Und jetzt: Ab zur Verlustaversion!
Definition der Verlustaversion
Die Verlustaversion, auch Loss Aversion genannt, ist ein Bestandteil der Prospect Theory bzw. Erwartungstheorie, die von den Psychologen Kahneman und Tversky Ende der 70er Jahre aufgestellt wurde.
Im Großen und Ganzen geht es bei der Erwartungstheorie um die Irrationalität des menschlichen Verhaltens, die in Kontexten erhöhter Unsicherheit noch stärker zu beobachten ist.
Die Verlustaversion beschreibt dabei das psychologische Phänomen, dass Menschen stärker nach der Vermeidung von Verlusten als nach Gewinnen streben. Auch dies liegt wieder an unserer verzerrten Wahrnehmung: Wir empfinden Verluste sehr viel intensiver als Gewinne des gleichen Wertes.
Der beste Beweis
Ist – Überraschung! – Geld.
Zur Erklärung: Die Psychologen Kahneman und Tversky zeigten in ihren einflussreichen Denk-Experimenten ganz konkret, dass der Verlust von Geld stärkere Emotionen auslöst als der Gewinn der gleichen Summe.
In anderen Worten: Wenn ich Ihnen 100 Euro aus der Hand reiße und wegrenne, ist Ihr Ärger größer als die Freude über geschenkte 100 Euro.
Verlustaversion – Spuren verlorener Zeiten
Was ist aber nun der Grund für die Verlustaversion?
Geld bietet sich natürlich besonders gut als Beispiel für die Wirkungsweise der Loss Aversion an und wurde in vielen Experimenten verwendet, um diese zu belegen.

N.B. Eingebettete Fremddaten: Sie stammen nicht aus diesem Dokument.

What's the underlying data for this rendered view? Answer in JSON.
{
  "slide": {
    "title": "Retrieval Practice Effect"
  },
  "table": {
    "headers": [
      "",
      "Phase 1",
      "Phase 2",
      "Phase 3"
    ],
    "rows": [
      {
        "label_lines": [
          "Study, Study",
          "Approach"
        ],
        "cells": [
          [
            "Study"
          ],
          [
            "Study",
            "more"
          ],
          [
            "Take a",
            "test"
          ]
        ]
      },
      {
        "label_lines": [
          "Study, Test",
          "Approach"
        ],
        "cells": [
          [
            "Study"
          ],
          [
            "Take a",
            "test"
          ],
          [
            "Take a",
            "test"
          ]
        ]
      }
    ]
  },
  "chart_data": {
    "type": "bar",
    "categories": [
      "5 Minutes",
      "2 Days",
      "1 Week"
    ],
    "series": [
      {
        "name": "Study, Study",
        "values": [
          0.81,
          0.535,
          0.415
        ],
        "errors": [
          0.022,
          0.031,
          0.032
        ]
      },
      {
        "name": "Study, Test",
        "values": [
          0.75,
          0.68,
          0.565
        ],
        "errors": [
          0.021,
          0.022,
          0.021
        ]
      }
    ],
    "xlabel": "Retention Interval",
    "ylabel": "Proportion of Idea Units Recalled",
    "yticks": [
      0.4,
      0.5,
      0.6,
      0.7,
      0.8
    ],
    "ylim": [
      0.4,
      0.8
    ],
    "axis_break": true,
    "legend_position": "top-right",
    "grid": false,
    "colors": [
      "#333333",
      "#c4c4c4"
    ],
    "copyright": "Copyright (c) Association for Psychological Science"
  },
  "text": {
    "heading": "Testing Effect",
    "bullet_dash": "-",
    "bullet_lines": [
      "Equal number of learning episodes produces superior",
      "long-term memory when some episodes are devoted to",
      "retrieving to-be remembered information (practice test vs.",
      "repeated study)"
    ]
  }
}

Auch beim Marketing spielt der drohende Verlust von Geld eine große Rolle – wenn auch nicht die einzige. Der Rückgang von gesellschaftlicher Anerkennung ist beispielsweise ebenfalls ein wichtiger Faktor bei der Verlustversion.
Diese Beispiele erklären jedoch nicht die Ursache für unsere kognitive Verzerrung. Also zurück zu der Frage:
Wo kommt die Verlustaversion eigentlich her und was ist ihr ursprünglicher Nutzen?

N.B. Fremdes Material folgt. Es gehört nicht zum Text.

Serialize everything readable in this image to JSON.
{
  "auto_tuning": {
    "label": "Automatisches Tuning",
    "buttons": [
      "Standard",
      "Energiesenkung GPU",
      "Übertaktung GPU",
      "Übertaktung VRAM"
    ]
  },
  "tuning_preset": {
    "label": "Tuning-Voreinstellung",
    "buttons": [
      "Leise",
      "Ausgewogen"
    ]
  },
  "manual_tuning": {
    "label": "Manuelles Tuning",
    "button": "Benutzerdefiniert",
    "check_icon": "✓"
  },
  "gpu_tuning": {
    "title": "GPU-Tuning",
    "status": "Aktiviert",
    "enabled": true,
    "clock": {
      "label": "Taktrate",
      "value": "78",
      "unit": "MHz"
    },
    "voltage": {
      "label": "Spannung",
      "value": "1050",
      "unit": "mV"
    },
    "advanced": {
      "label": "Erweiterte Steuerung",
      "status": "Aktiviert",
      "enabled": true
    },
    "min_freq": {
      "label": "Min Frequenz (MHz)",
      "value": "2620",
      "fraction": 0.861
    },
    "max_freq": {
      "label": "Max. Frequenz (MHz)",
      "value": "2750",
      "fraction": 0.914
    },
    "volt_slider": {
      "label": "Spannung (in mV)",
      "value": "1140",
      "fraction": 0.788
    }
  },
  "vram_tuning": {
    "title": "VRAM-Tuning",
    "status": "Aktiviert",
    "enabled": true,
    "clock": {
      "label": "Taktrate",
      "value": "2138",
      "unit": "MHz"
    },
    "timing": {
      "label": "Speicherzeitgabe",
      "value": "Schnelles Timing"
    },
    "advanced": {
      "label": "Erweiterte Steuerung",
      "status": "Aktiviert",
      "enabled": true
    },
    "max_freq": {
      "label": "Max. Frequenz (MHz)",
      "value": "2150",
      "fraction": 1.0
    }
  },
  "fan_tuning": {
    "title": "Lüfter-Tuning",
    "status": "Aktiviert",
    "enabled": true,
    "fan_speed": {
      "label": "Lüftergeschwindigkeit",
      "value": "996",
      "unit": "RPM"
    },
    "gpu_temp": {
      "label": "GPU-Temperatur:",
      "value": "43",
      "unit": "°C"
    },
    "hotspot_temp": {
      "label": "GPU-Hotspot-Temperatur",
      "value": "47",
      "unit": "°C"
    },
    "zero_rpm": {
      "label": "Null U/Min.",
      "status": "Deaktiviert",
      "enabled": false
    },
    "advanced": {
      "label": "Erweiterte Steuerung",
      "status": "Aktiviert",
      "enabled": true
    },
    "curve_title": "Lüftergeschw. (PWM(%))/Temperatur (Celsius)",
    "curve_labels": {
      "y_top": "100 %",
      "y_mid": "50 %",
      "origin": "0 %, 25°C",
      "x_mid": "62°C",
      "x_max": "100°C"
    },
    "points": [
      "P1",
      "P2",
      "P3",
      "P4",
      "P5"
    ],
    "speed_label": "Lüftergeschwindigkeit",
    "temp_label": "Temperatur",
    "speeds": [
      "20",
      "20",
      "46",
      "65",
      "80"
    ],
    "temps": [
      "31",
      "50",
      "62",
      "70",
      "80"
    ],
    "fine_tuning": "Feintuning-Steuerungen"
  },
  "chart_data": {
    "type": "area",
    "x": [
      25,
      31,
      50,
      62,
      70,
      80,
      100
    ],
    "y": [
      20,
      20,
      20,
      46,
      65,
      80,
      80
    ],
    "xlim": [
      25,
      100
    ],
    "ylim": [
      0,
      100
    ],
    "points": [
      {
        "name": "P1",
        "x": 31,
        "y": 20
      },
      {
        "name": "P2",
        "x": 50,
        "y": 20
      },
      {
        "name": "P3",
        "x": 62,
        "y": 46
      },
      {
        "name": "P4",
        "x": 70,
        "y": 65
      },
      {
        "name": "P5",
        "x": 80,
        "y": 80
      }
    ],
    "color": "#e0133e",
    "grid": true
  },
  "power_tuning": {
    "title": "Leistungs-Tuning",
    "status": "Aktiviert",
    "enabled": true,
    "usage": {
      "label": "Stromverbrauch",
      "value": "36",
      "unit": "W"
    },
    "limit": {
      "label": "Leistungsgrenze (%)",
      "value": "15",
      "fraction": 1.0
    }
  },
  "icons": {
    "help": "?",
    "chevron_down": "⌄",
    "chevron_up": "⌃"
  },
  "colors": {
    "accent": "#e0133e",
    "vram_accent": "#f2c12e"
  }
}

Wie viele psychologische Effekte ist auch die Verlustaversion Ergebnis der Evolution und hat sich bereits vor langer Zeit in unserem Hirn breitgemacht.

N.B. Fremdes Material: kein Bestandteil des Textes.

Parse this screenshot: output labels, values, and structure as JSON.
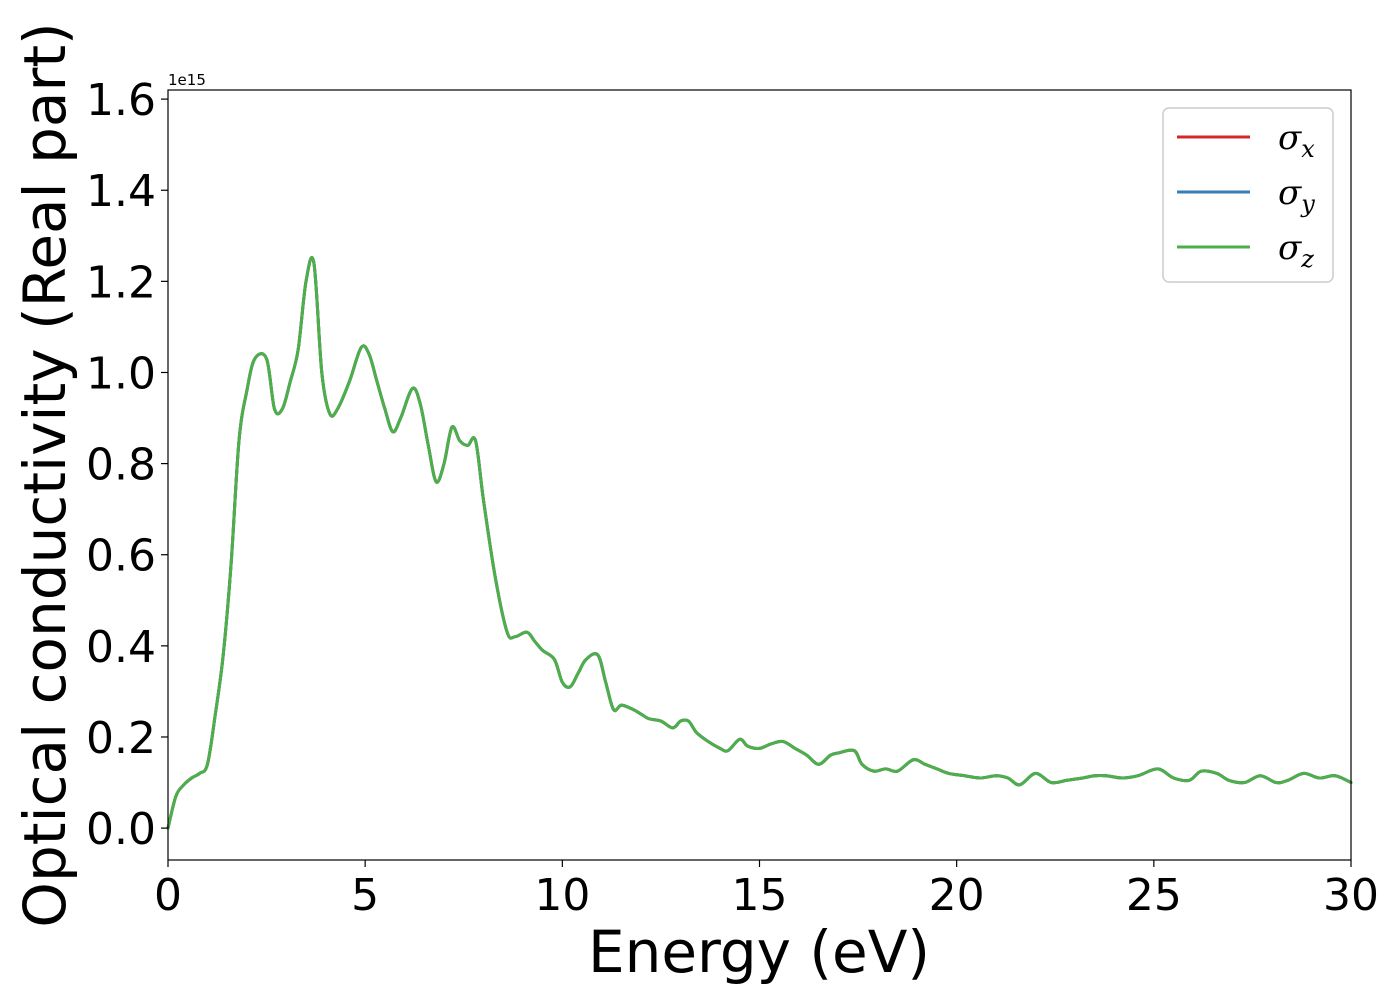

Den Großteil unserer Existenz lebten Menschen nicht im Überfluss, sondern kämpften täglich ums Überleben. Risiken und Verluste waren nicht monetärer Art, sondern hatten häufig lebensbedrohliche Folgen.
Für die Existenz des Einzelnen und der ganzen Menschheit war es deshalb natürlich besonders wichtig, Verlusten zu entgehen – auch wenn man dafür auf einige Vorteile verzichten musste. Anders gesagt: Macht es Sinn, für ein üppigeres Abendessen das Aussterben der Menschheit zu riskieren? Vermutlich nicht.
Die Verlustaversion hat also die evolutionäre Funktion, uns vor potenziell tödlichen Entscheidungen zu bewahren. Verständlich, dass dieser wichtige Effekt auch noch Auswirkungen auf unser heutiges Denken und Handeln hat.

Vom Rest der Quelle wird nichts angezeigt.